In 2016 Samuel El Olom congregation joined Bet Shira.

==Community programs==
Bet Shira hosts programs and events every year, where volunteers, and members engage in activities such as: Beautification of community sites, blood drives; and food drives.[{/}]

The synagogue's Early Childhood Center was also a site of "Project Kavod", a three-year pilot program in improving the culture of employment in early childhood, by the Coalition for the Advancement of Jewish Education, which was launched in 2004.

===Drive-through sukkah===
In 2011, for the holiday of Sukkot, Bet Shira erected what is believed to be the first and only drive-through Sukkah, a tent in the parking lot of the synagogue that it calls the "McBet Shira Sukkah", allowing the community to participate in the celebration of the holiday from the convenience of their cars. Members of the public drove into the sukkah, parked, lowered their car window, and said the blessings for the holiday, including shaking a lulav and an etrog, as volunteers handed them snacks at the end of their visit.

==Clergy and staff==
David H. Auerbach was the founding rabbi of the synagogue. He is from Montreal, Canada, and had served as rabbi of Ahavat Achim synagogue in Atlanta, Georgia, and then senior rabbi of Beth David Congregation in Miami prior to the founding of Bet Shira. Since his retirement in 2005, he served as the rabbi emeritus of the synagogue, until his passing in September 2016. In 2005, Rabbi Auerbach was followed by Micah Caplan, until 2010. In July 2010, Brian Schuldenfrei assumed the post of senior rabbi. Schuldenfrei had been associate rabbi at Sinai Temple in Los Angeles, California.

Mark Kula, brother of Rabbi Irwin Kula, assumed the post of cantor in 1989. In 2013 Mark was appointed the Rabbi of the congregation and served as Rabbi until 2018. In 2019, Ben Herman was hired as Bet Shira's rabbi. Since 2023,Jesse Charyn has been serving as the Bet Shira Rabbi.

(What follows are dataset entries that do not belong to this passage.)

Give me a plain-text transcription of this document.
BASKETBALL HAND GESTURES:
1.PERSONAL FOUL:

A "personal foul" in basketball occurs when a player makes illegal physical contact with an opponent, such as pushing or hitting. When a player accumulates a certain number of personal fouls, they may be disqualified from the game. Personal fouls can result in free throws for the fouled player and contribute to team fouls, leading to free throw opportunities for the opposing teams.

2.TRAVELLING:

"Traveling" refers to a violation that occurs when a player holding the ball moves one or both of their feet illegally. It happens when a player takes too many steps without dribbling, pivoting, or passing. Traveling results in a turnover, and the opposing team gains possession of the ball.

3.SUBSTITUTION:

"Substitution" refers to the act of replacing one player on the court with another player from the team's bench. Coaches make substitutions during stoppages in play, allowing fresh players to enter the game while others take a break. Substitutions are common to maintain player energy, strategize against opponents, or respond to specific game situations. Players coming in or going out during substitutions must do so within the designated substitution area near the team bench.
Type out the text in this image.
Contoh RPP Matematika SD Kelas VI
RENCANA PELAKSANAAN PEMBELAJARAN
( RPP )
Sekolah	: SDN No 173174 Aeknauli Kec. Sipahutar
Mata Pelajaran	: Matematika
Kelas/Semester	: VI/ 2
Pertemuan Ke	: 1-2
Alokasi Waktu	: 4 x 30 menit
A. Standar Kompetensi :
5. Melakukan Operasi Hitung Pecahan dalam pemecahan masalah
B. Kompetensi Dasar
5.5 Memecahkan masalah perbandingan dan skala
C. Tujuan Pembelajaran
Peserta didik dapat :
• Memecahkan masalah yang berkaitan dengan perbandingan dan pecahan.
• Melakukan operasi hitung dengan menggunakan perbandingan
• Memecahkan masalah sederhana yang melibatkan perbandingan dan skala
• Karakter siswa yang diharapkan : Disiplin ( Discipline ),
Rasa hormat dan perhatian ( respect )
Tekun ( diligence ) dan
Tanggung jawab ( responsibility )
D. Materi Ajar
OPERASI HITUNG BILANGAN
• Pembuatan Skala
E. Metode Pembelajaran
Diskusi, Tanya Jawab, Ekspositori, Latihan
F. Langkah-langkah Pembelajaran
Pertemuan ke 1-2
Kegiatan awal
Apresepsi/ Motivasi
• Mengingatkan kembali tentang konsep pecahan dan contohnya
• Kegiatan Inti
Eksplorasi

In 2008, the synagogue appointed Renée Rittner as its education director. Efrat Horwitz is the education director.

==Religious school==
The synagogue offers Jewish education for students from pre-kindergarten through 12th grade. Its Hebrew School serves students from pre-kindergarten through seventh grade, with a curriculum focused on Jewish knowledge, heritage, worship, community involvement, and Jewish identity. Teen education continues through 12th grade and includes learning opportunities with clergy and educators, Jewish traditions and values, community engagement, and social experiences. Students participate in Confirmation in 10th grade. The synagogue also offers youth programming for children in kindergarten through 12th grade, providing social, educational, and Jewish experiences for different age groups. High school students participate in the youth movement of the United Synagogue of Conservative Judaism, with opportunities for local chapter activities, regional programs, leadership, community service, and Jewish engagement.

==Customs==
The congregation is the only egalitarian conservative synagogue south of Miami and is affiliated with the United Synagogue of Conservative Judaism. As implied by its name (House of Song), Bet Shira values music and its incorporation into daily and ritual life. Although regular services are held in traditional style, without musical instruments, Friday evening Shabbat services include music. Bet Shira hosts weekly Havdalah and daily Minyan by Zoom with occasional hybrid Zoom and in person Minyans.